The kid who would be king - Electric Wave Bureau
Milan Records  25 / 1 / 2019

Damon Albarn, cantante del grupo Blur, realizó algunas incursiones en la composición de bandas sonoras a finales de los noventa, de las que son notables sus trabajos para Ravenous (Antonia Bird, 1999) y 101 Reykjavik (Baltasar Kormákur, 2000). En los últimos años, sin embargo, ha formado equipo con Mike Smith, Suzi Winstanley y Nelson de Freitas para formar Electric Wave Bureau, una especie de colectivo de músicos que ha puesto música a la película Broken (Rufus Norris, 2012) y ahora a El niño que pudo ser rey (Joe Cornish, 2019), una aventura de caballería con aires del cine de los ochenta. Esta referencia está muy presente en la banda sonora, en dos aspectos distintos: por un lado, la utilización de sintetizadores que nos recuerdan a aquellas primeras incursiones de la música electrónica en el cine, especialmente en temas como "Arthur's Theme", el tema principal dedicado al protagonista, que en algunos momentos parecen sacado del repertorio de Giorgio Moroder; por otro lado, sobre todo en las secuencias de acción, hay una sonoridad muy cercana al Jerry Goldsmith que hacía uso de los sintetizadores, como en los pasajes más oscuros de temas como "Morgana", en el que también están presentes las voces corales. Se trata de una banda sonora efectiva, y acertada en su forma de evadir el típico sonido del cine de aventuras adolescente.  

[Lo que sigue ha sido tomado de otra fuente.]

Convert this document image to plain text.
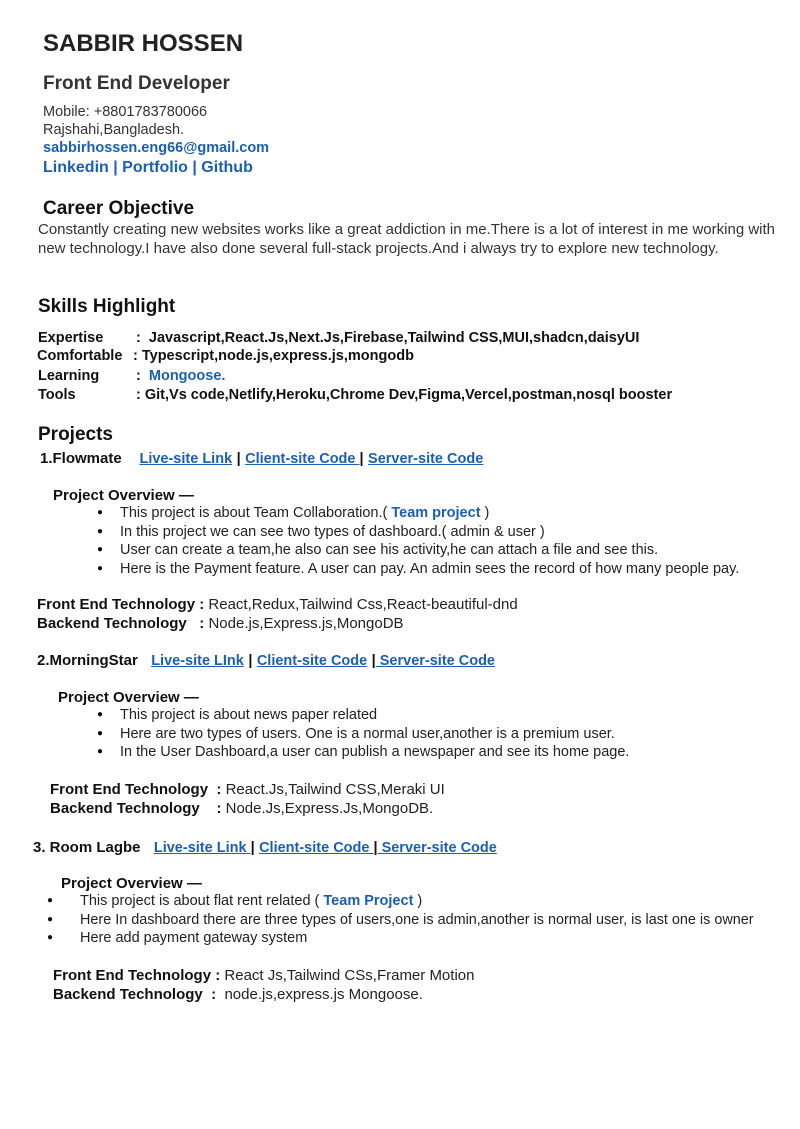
SABBIR HOSSEN
Front End Developer
Mobile: +8801783780066
Rajshahi,Bangladesh.
sabbirhossen.eng66@gmail.com
Linkedin | Portfolio | Github
Career Objective
Constantly creating new websites works like a great addiction in me.There is a lot of interest in me working with new technology.I have also done several full-stack projects.And i always try to explore new technology.
Skills Highlight
Expertise :  Javascript,React.Js,Next.Js,Firebase,Tailwind CSS,MUI,shadcn,daisyUI
Comfortable : Typescript,node.js,express.js,mongodb
Learning	:  Mongoose.
Tools	: Git,Vs code,Netlify,Heroku,Chrome Dev,Figma,Vercel,postman,nosql booster
Projects
1.Flowmate Live-site Link | Client-site Code | Server-site Code
Project Overview —
● This project is about Team Collaboration.( Team project )
● In this project we can see two types of dashboard.( admin & user )
● User can create a team,he also can see his activity,he can attach a file and see this.
● Here is the Payment feature. A user can pay. An admin sees the record of how many people pay.
Front End Technology : React,Redux,Tailwind Css,React-beautiful-dnd
Backend Technology : Node.js,Express.js,MongoDB
2.MorningStar   Live-site LInk | Client-site Code | Server-site Code
Project Overview —
● This project is about news paper related
● Here are two types of users. One is a normal user,another is a premium user.
● In the User Dashboard,a user can publish a newspaper and see its home page.
Front End Technology : React.Js,Tailwind CSS,Meraki UI
Backend Technology : Node.Js,Express.Js,MongoDB.
3. Room Lagbe   Live-site Link | Client-site Code | Server-site Code
Project Overview —
● This project is about flat rent related ( Team Project )
● Here In dashboard there are three types of users,one is admin,another is normal user, is last one is owner
● Here add payment gateway system
Front End Technology : React Js,Tailwind CSs,Framer Motion
Backend Technology : node.js,express.js Mongoose.
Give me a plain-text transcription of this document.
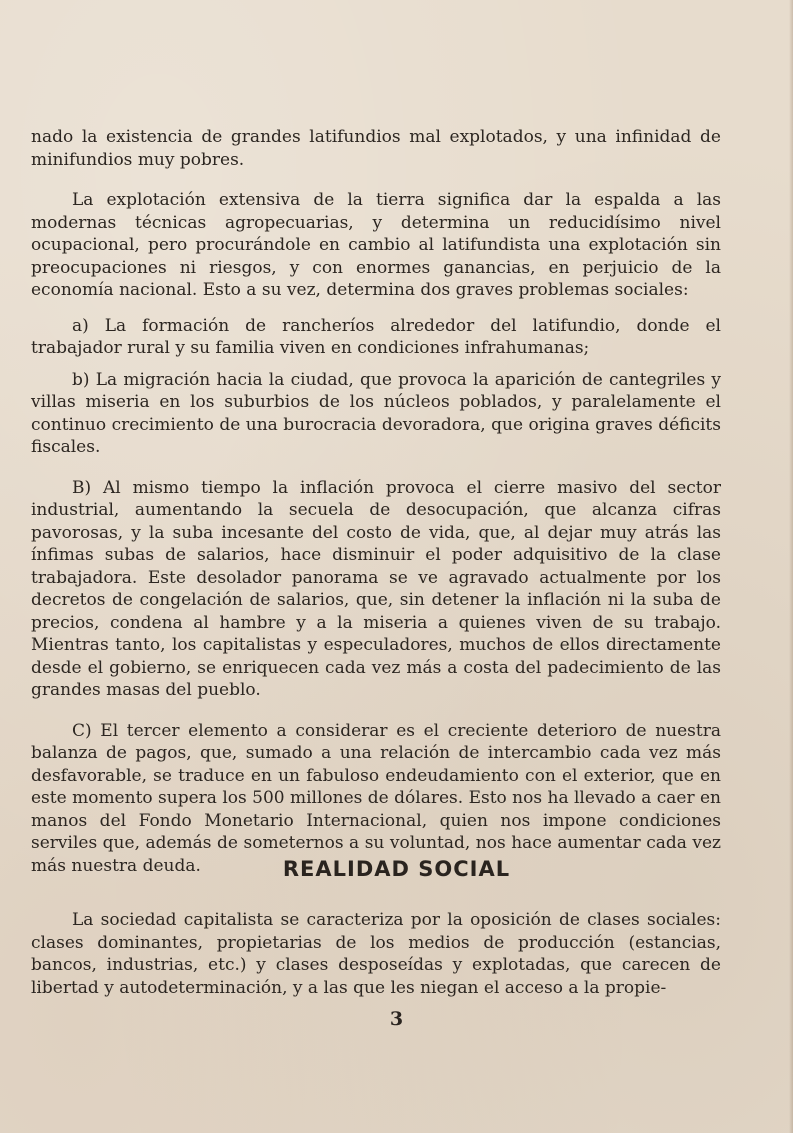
nado la existencia de grandes latifundios mal explotados, y una infinidad de minifundios muy pobres.

La explotación extensiva de la tierra significa dar la espalda a las modernas técnicas agropecuarias, y determina un reducidísimo nivel ocupacional, pero procurándole en cambio al latifundista una explotación sin preocupaciones ni riesgos, y con enormes ganancias, en perjuicio de la economía nacional. Esto a su vez, determina dos graves problemas sociales:

a) La formación de rancheríos alrededor del latifundio, donde el trabajador rural y su familia viven en condiciones infrahumanas;

b) La migración hacia la ciudad, que provoca la aparición de cantegriles y villas miseria en los suburbios de los núcleos poblados, y paralelamente el continuo crecimiento de una burocracia devoradora, que origina graves déficits fiscales.

B) Al mismo tiempo la inflación provoca el cierre masivo del sector industrial, aumentando la secuela de desocupación, que alcanza cifras pavorosas, y la suba incesante del costo de vida, que, al dejar muy atrás las ínfimas subas de salarios, hace disminuir el poder adquisitivo de la clase trabajadora. Este desolador panorama se ve agravado actualmente por los decretos de congelación de salarios, que, sin detener la inflación ni la suba de precios, condena al hambre y a la miseria a quienes viven de su trabajo. Mientras tanto, los capitalistas y especuladores, muchos de ellos directamente desde el gobierno, se enriquecen cada vez más a costa del padecimiento de las grandes masas del pueblo.

C) El tercer elemento a considerar es el creciente deterioro de nuestra balanza de pagos, que, sumado a una relación de intercambio cada vez más desfavorable, se traduce en un fabuloso endeudamiento con el exterior, que en este momento supera los 500 millones de dólares. Esto nos ha llevado a caer en manos del Fondo Monetario Internacional, quien nos impone condiciones serviles que, además de someternos a su voluntad, nos hace aumentar cada vez más nuestra deuda.	REALIDAD SOCIAL

La sociedad capitalista se caracteriza por la oposición de clases sociales: clases dominantes, propietarias de los medios de producción (estancias, bancos, industrias, etc.) y clases desposeídas y explotadas, que carecen de libertad y autodeterminación, y a las que les niegan el acceso a la propie-

3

Il contagio - Paolo Vivaldi
Rosetta Records  30 / 1 / 2019

Uno de los compositores italianos más reconocidos, pero al mismo tiempo desconocido para muchos aficionados, es Paolo Vivaldi, veterano músico que lleva en el mundo audiovisual desde los años noventa y que cuenta con una larga lista de bandas sonoras, a razón de cuatro o cinco trabajos por año, especialmente para la televisión. Una de sus composiciones más destacados fue precisamente la tv-movie Exodus (Gianluigi Calderone, 2007), una hermosa creación que le situó entre los músicos más solicitados de su país. Su prolífico trabajo está a veces por delante de la edición de los mismos, y en enero se publicó la banda sonora de Il contagio (Matteo Botrugno, Damiele Coluccini, 2017), una historia formada por los habitantes de un edificio en la ciudad de Roma. El trabajo de Paolo Vivaldi es de una gran belleza, empezando por el tema principal, "Il contagio", un vals con violín solista que muestra la soledad de los personajes en medio de la urbe de una gran ciudad. El compositor italiano también incursiona en la sonoridad de la música clásica en temas como "Inaugurazione della renova" o introduce elementos electrónicos, reflejo del caos de la ciudad, en "Requiem Aeternam", pero sobre todo demuestra su extraordinaria delicadeza en el hermoso tema con piano solista que conforma ese melancólico homenaje a la ciudad de Roma en "Per me Roma è questa".


How to train your dragon: The hidden world - John Powell
Back Lot Music  1 / 2 / 2019

La tercera y al parecer definitiva entrega de la serie de películas que comenzó con Cómo entrenar a tu dragón (Dean DeBlois, Chris Sanders, 2010) vuelve a tener como compositor a John Powell, que ya en aquella primera entrega creó una de las bandas sonoras más logradas de toda su filmografía. Esta conclusión es también en la parte musical una excelente forma de cerrar una trilogía de bandas sonoras notables, que están más allá de la simple recreación más o menos acertada de las secuencias animadas. Quizás consciente de que en esta última aventura la relación entre el joven caballero y su dragón tiene menor presencia, aun siendo parte fundamental de la historia, el compositor proporciona una serie de propuestas melódicas nuevas que solo en algunas ocasiones hace referencia a las bandas sonoras anteriores. Aquí, por ejemplo, están menos presentes las sonoridades célticas, que encontramos en temas como el hermoso "Third date", una larga suite que acompaña a la seducción de seducción sin diálogos entre los dos dragones protagonistas. El leitmotiv principal de la película, en torno a la amistad y el destino, está presente en una de las grandes composiciones de este trabajo, "Exodus!", que podríamos decir que resume en buena medida la excelencia de las creaciones de John Powell para la trilogía. Sin duda, Cómo entrenar a tu dragón 3 (Dean DeBlois, 2019) es una buena conclusión desde el punto de vista cinematográfico, pero especialmente lo es en el terreno musical. 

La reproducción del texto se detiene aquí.